Вокруг Ингрид звенела синеватая тишина, в воздухе колыхалось мерцание. От кроны Древа исходил свет, серебристый, голубой или зелёный – она не могла этого понять. Ей стало тоскливо и печально, но плакать не выходило. К тому же, чтобы вылить всю горечь, надо рыдать и громко всхлипывать, а нарушать тишину не хотелось. Поэтому Ингрид села на пол, обняла колени и положила на них голову. Она прислонилась спиной к стволу Древа и мысленно прокрутила все свои печали. Ингрид сидела так очень долго. Простое пребывание в Древнем дворце утешало и придавало сил. Хотя девочка и обещала не приходить сюда, но обстоятельства оказались сильнее, и она не смогла себе отказать в такой слабости. Ей больше не к кому было идти. Неизвестно, сколько времени Ингрид просидела под Древом, но когда вернулась на землю, то оказалась уже дома за ужином.
В четверг утром Ингрид шла в школу в нейтральном настроении. Ей было всё равно, кого она встретит по дороге, что с ней сделают на этот раз и чем это закончится. Странно, но компания Пешкина не цеплялась к девочке, а шушукалась за спиной, самого же хулигана не было видно. Ингрид ничего не поняла, хотя порадовалась такой перемене.
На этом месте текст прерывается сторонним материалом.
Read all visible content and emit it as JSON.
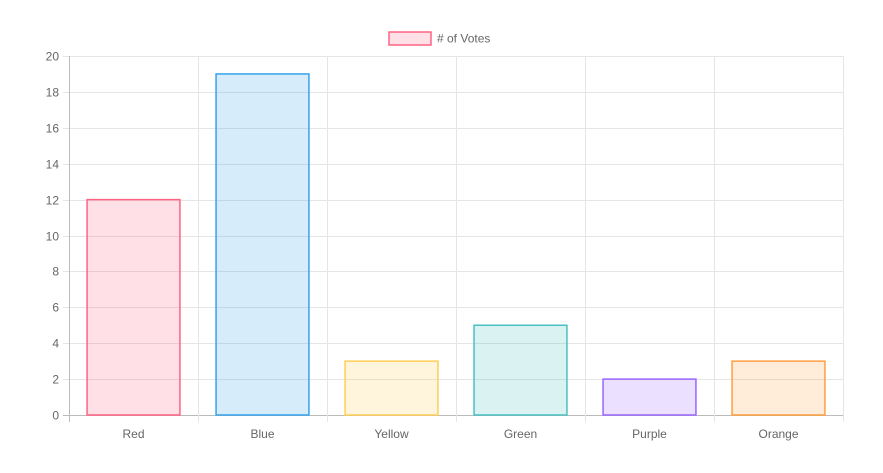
{
  "chart_data": {
    "type": "bar",
    "categories": [
      "Red",
      "Blue",
      "Yellow",
      "Green",
      "Purple",
      "Orange"
    ],
    "series": [
      {
        "name": "# of Votes",
        "values": [
          12,
          19,
          3,
          5,
          2,
          3
        ],
        "fill_colors": [
          "#ff638433",
          "#36a2eb33",
          "#ffce5633",
          "#4bc0c033",
          "#9966ff33",
          "#ff9f4033"
        ],
        "border_colors": [
          "#ff6384",
          "#36a2eb",
          "#ffce56",
          "#4bc0c0",
          "#9966ff",
          "#ff9f40"
        ]
      }
    ],
    "yticks": [
      0,
      2,
      4,
      6,
      8,
      10,
      12,
      14,
      16,
      18,
      20
    ],
    "ylim": [
      0,
      20
    ],
    "grid": true,
    "legend_position": "top",
    "title": "",
    "xlabel": "",
    "ylabel": ""
  }
}
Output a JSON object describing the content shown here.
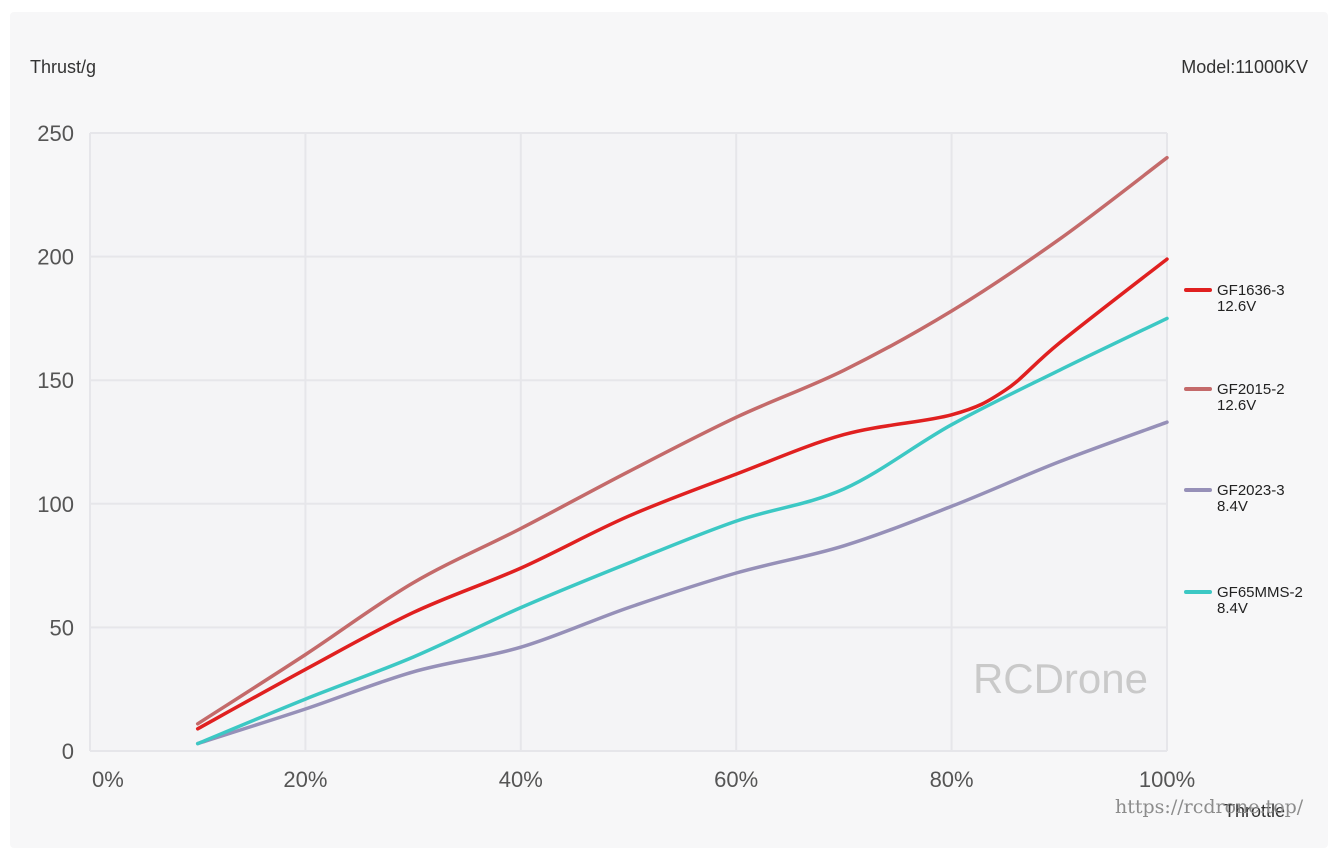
{
  "chart_data": {
    "type": "line",
    "title": "",
    "ylabel": "Thrust/g",
    "xlabel": "Throttle",
    "corner_label": "Model:11000KV",
    "x_ticks": [
      "0%",
      "20%",
      "40%",
      "60%",
      "80%",
      "100%"
    ],
    "y_ticks": [
      "0",
      "50",
      "100",
      "150",
      "200",
      "250"
    ],
    "xlim": [
      0,
      100
    ],
    "ylim": [
      0,
      250
    ],
    "grid": true,
    "legend_position": "right",
    "series": [
      {
        "name": "GF1636-3",
        "voltage": "12.6V",
        "color": "#e02020",
        "points": [
          [
            10,
            9
          ],
          [
            20,
            33
          ],
          [
            30,
            56
          ],
          [
            40,
            74
          ],
          [
            50,
            95
          ],
          [
            60,
            112
          ],
          [
            70,
            128
          ],
          [
            80,
            136
          ],
          [
            85,
            146
          ],
          [
            90,
            165
          ],
          [
            100,
            199
          ]
        ]
      },
      {
        "name": "GF2015-2",
        "voltage": "12.6V",
        "color": "#c46a6a",
        "points": [
          [
            10,
            11
          ],
          [
            20,
            39
          ],
          [
            30,
            68
          ],
          [
            40,
            90
          ],
          [
            50,
            113
          ],
          [
            60,
            135
          ],
          [
            70,
            154
          ],
          [
            80,
            178
          ],
          [
            90,
            207
          ],
          [
            100,
            240
          ]
        ]
      },
      {
        "name": "GF2023-3",
        "voltage": "8.4V",
        "color": "#9690b8",
        "points": [
          [
            10,
            3
          ],
          [
            20,
            17
          ],
          [
            30,
            32
          ],
          [
            40,
            42
          ],
          [
            50,
            58
          ],
          [
            60,
            72
          ],
          [
            70,
            83
          ],
          [
            80,
            99
          ],
          [
            90,
            117
          ],
          [
            100,
            133
          ]
        ]
      },
      {
        "name": "GF65MMS-2",
        "voltage": "8.4V",
        "color": "#3cc8c4",
        "points": [
          [
            10,
            3
          ],
          [
            20,
            21
          ],
          [
            30,
            38
          ],
          [
            40,
            58
          ],
          [
            50,
            76
          ],
          [
            60,
            93
          ],
          [
            70,
            106
          ],
          [
            80,
            132
          ],
          [
            90,
            154
          ],
          [
            100,
            175
          ]
        ]
      }
    ]
  },
  "watermark": "RCDrone",
  "url_watermark": "https://rcdrone.top/"
}
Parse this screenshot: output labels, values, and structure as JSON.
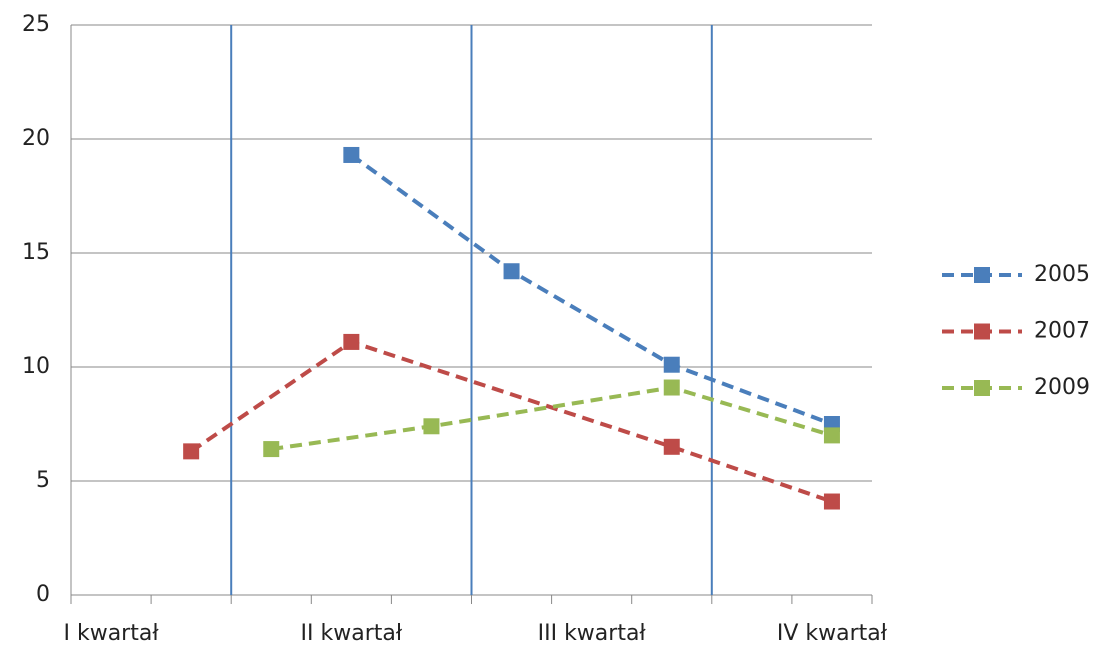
{
  "chart_data": {
    "type": "line",
    "xlim": [
      0,
      10
    ],
    "xticks": [
      0,
      1,
      2,
      3,
      4,
      5,
      6,
      7,
      8,
      9,
      10
    ],
    "x_labels": [
      {
        "value": 0.5,
        "label": "I kwartał"
      },
      {
        "value": 3.5,
        "label": "II kwartał"
      },
      {
        "value": 6.5,
        "label": "III kwartał"
      },
      {
        "value": 9.5,
        "label": "IV kwartał"
      }
    ],
    "vlines": [
      2,
      5,
      8
    ],
    "vline_color": "#4a7ebb",
    "ylim": [
      0,
      25
    ],
    "yticks": [
      0,
      5,
      10,
      15,
      20,
      25
    ],
    "grid": true,
    "legend": "right",
    "series": [
      {
        "name": "2005",
        "color": "#4a7ebb",
        "x": [
          3.5,
          5.5,
          7.5,
          9.5
        ],
        "values": [
          19.3,
          14.2,
          10.1,
          7.5
        ]
      },
      {
        "name": "2007",
        "color": "#be4b48",
        "x": [
          1.5,
          3.5,
          7.5,
          9.5
        ],
        "values": [
          6.3,
          11.1,
          6.5,
          4.1
        ]
      },
      {
        "name": "2009",
        "color": "#98b954",
        "x": [
          2.5,
          4.5,
          7.5,
          9.5
        ],
        "values": [
          6.4,
          7.4,
          9.1,
          7.0
        ]
      }
    ]
  }
}
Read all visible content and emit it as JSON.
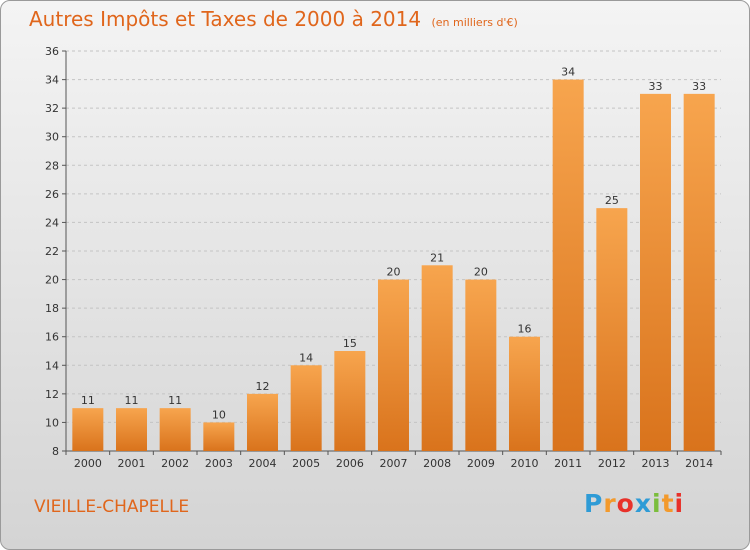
{
  "title": {
    "main": "Autres Impôts et Taxes de 2000 à 2014",
    "unit": "(en milliers d'€)"
  },
  "place": "VIEILLE-CHAPELLE",
  "logo": {
    "letters": [
      "P",
      "r",
      "o",
      "x",
      "i",
      "t",
      "i"
    ],
    "colors": [
      "#2e9bd6",
      "#f39a2c",
      "#e8312a",
      "#2e9bd6",
      "#7bbd3c",
      "#f39a2c",
      "#e8312a"
    ]
  },
  "chart_data": {
    "type": "bar",
    "title": "Autres Impôts et Taxes de 2000 à 2014",
    "subtitle": "(en milliers d'€)",
    "xlabel": "",
    "ylabel": "",
    "categories": [
      "2000",
      "2001",
      "2002",
      "2003",
      "2004",
      "2005",
      "2006",
      "2007",
      "2008",
      "2009",
      "2010",
      "2011",
      "2012",
      "2013",
      "2014"
    ],
    "values": [
      11,
      11,
      11,
      10,
      12,
      14,
      15,
      20,
      21,
      20,
      16,
      34,
      25,
      33,
      33
    ],
    "ylim": [
      8,
      36
    ],
    "yticks": [
      8,
      10,
      12,
      14,
      16,
      18,
      20,
      22,
      24,
      26,
      28,
      30,
      32,
      34,
      36
    ],
    "grid": true,
    "colors": {
      "bar_light": "#f7a54e",
      "bar_dark": "#d9731c",
      "text": "#333333",
      "accent": "#e0661c"
    }
  }
}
Радости хватило ненадолго – ровно на пять минут, пока она не столкнулась нос к носу с Париком в коридоре. Алла Яковлевна, находясь в явном гневе, припёрла её к стене и тихим, но жутким голосом спросила:
– Это твоих рук дело?
– Что? – опешила Ингрид.
– Немедленно говори, где ты была вчера в… – Парик назвала именно то время, когда Ингрид отправилась в Междумирье, поэтому в её глазах мелькнул испуг.
– Я была в художественной школе… – тихо и медленно сказала девочка.
– Лжёшь! – быстро сказала завуч.
– Я была в художке, – на этот раз увереннее ответила Ингрид.
– Не лги мне, я знаю, где ты была и что ты делала, – мягким вкрадчивым голосом сказала Парик.
Ингрид сжалась от мысли, что Алла Яковлевна может что-то знать о Междумирье.
На счастье Ингрид в коридоре появилась директриса и заинтересованно подошла к ним. Что опять произошло, о чём она ещё не знает?